Ein Vergleich der staatlichen Zahlen mit den Erkenntnissen zivilgesellschaftlicher Initiativen zeigt jedoch, dass die Daten des Verfassungsschutzes bestenfalls einen kleinen Ausschnitt der rechten, rassistischen und antisemitischen Angriffe überhaupt erfassen. Viel sinnvoller ist es dagegen, den Betroffenen von rassistischer und rechter Gewalt zuzuhören, deren Positionen in der Öffentlichkeit meist zu wenig Aufmerksamkeit bekommen. Gerade migrantische Organisationen haben seit längerem auf Alltagsrassismus und rechten Terror hingewiesen.
Acht Jahre nach der Selbstenttarnung des NSU sieht der Bundesinnenminister Horst Seehofer in einem aktuellen Gespräch mit der ARD „noch Verbesserungsbedarf“ im Kampf gegen Rechtsextremismus und fügt hinzu: „Aber ich möchte jetzt nicht behaupten, dass alles Menschenmögliche getan wurde“.
„Warum wurde seitens des Staates bisher nicht alles unternommen, um die Menschen vor rechter Gewalt zu schützen? Neun ermordete Migranten, eine getötete Polizistin sowie 43 weitere Mordversuche des NSU waren für Seehofer und seine Behörde jedenfalls keine ausreichenden Gründe, um sich intensiv mit Neonazis und ihren Taten auseinanderzusetzen.“
Angesichts dieser Aussagen stellt sich erneut die Frage: Warum wurde seitens des Staates bisher nicht alles unternommen, um die Menschen vor rechter Gewalt zu schützen? Neun ermordete Migranten, eine getötete Polizistin sowie 43 weitere Mordversuche des NSU waren für Seehofer und seine Behörde jedenfalls keine ausreichenden Gründe, um sich intensiv mit Neonazis und ihren Taten auseinanderzusetzen. Insofern beschönigen die jetzigen Statements massiv die Politik des Innenministers, die das Ausmaß rechter Gewalt seit Jahren herunterspielt und dabei gleichzeitig jenen Initiativen misstraut, die sich gegen rechte Hetze und ihre Folgen engagieren.
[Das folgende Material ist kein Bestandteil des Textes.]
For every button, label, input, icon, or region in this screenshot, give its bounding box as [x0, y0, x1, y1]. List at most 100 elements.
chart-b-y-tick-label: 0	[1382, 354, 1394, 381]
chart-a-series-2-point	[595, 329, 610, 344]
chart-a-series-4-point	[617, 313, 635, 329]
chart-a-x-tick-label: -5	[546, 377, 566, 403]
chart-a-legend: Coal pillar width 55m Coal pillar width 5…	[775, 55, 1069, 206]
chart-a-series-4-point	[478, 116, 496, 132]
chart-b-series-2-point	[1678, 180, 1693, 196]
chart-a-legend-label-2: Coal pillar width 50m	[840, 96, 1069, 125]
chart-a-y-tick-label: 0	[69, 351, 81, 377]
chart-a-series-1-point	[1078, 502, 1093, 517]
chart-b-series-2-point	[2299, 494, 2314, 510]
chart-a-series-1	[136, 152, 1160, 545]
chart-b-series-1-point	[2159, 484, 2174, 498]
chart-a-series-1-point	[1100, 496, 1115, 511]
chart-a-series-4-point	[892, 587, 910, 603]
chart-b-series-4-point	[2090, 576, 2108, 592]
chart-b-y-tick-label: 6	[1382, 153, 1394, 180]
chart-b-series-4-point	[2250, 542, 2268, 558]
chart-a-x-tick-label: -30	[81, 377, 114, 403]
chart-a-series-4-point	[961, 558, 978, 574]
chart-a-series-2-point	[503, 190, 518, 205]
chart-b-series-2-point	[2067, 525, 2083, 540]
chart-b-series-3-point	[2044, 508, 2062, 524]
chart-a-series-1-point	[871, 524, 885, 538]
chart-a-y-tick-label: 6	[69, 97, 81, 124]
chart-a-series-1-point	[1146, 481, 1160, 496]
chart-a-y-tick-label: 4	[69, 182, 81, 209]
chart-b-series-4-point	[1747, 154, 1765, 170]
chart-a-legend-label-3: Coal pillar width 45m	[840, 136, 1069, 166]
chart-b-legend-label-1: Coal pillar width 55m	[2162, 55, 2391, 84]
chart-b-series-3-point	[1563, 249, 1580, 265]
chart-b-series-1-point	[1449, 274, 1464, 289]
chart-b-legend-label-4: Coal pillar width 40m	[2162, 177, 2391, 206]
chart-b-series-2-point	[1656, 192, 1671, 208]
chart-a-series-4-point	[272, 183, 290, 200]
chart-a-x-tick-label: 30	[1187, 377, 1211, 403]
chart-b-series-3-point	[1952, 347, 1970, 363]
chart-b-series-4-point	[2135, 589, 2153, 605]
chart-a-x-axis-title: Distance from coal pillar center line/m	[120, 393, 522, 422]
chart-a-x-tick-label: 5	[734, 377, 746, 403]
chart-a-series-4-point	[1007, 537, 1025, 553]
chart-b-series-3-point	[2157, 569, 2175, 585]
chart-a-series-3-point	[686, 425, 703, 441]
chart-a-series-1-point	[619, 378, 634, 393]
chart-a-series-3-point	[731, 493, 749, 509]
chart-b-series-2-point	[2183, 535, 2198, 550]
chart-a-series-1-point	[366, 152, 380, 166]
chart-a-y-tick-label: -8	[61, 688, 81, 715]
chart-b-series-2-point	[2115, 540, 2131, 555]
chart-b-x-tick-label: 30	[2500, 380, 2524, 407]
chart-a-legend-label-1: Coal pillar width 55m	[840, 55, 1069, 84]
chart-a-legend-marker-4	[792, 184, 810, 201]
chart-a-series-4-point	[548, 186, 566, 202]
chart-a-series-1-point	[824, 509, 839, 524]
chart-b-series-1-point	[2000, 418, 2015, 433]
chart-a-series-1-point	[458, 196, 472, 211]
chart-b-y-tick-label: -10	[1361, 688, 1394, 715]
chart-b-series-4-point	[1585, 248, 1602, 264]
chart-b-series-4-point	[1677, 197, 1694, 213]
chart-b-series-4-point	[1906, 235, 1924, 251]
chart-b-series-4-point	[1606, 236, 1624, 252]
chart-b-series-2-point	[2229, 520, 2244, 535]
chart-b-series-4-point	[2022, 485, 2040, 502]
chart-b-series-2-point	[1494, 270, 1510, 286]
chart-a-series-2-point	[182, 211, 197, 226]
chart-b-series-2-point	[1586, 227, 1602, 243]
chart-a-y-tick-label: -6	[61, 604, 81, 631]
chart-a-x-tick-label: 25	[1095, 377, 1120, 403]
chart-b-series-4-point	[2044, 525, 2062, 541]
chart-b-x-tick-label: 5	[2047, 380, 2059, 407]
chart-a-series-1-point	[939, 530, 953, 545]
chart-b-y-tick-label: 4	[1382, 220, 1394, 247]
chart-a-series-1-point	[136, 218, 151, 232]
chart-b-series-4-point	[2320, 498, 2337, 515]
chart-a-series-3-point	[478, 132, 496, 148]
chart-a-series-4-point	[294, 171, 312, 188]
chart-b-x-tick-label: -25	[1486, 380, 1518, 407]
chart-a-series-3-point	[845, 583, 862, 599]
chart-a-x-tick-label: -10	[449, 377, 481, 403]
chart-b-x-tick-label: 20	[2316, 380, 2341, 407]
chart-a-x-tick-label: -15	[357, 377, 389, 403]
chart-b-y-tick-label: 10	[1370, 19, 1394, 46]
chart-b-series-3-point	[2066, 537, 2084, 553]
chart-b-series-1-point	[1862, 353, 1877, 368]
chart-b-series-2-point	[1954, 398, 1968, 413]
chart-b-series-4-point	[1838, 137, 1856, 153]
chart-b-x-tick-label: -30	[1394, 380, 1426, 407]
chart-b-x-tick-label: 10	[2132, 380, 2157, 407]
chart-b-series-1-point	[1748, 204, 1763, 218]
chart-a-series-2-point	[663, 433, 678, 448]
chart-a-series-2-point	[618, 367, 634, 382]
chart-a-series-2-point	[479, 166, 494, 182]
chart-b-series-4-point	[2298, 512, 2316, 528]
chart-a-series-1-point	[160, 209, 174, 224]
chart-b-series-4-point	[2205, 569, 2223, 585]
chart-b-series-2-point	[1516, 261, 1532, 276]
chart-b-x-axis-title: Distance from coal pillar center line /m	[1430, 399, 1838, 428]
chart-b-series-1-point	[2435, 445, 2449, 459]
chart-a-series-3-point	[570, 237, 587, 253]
Eine dringend notwendige Aufarbeitung von rassistischen Strukturen bei den Ermittlungsbehörden sowie eine glaubhafte Positionierung gegen menschenfeindliche Stimmungsmache sind von Horst Seehofer und dem Verfassungsschutz nicht zu erwarten. In einer Zeit, in welcher der gesellschaftliche Zusammenhalt und die Teilhabe aller Menschen durch rassistische Alltagsgewalt und organisierten Neonaziterror massiv bedroht werden, ist dies eine ernüchternde Erkenntnis, die bei der Lektüre des aktuellen Verfassungsschutzberichtes bestätigt wird.
Deutlich werden die Mängel der behördlichen Lagebeschreibung besonders an jenen Stellen, an denen der Verfassungsschutzbericht Lücken aufweist, wie der Mord an Christopher W. deutlich macht. Der Homosexuelle wurde am 17. April 2018 in Aue (Sachsen) zu Tode gefoltert, weil er nicht in das rechte Weltbild seiner Peiniger gepasst hat. Im Verfassungsschutzbericht wird er nicht erwähnt. Auch hinsichtlich der rechten Terrorstrukturen, die letztes Jahr bekannt geworden sind, bleibt der Bericht bei einer oberflächlichen Darstellungsweise. Tiefergehende Informationen über Neonazis und ihre Organisationen werden der Öffentlichkeit ohnehin meist von antifaschistischen Recherchenetzwerken und engagierten Journalisten zugänglich gemacht und nicht von staatlichen Behörden.
Auch für das laufende Jahr ist zu befürchten, dass es zu einer weiteren Zunahme rechter und rassistischer Übergriffe kommen wird. Gerade in Zusammenhang mit den Landtagswahlkämpfen in Brandenburg, Sachsen und Thüringen scheint es wahrscheinlich, dass rechte Strukturen mit Gewalt gegen zahllose Menschen vorgehen werden, weshalb die entsprechenden Statistiken noch weiter ansteigen könnten. Umso mehr ist eine deutlich sichtbare Solidarität der Gesellschaft mit allen Betroffenen von rechten Angriffen notwendig.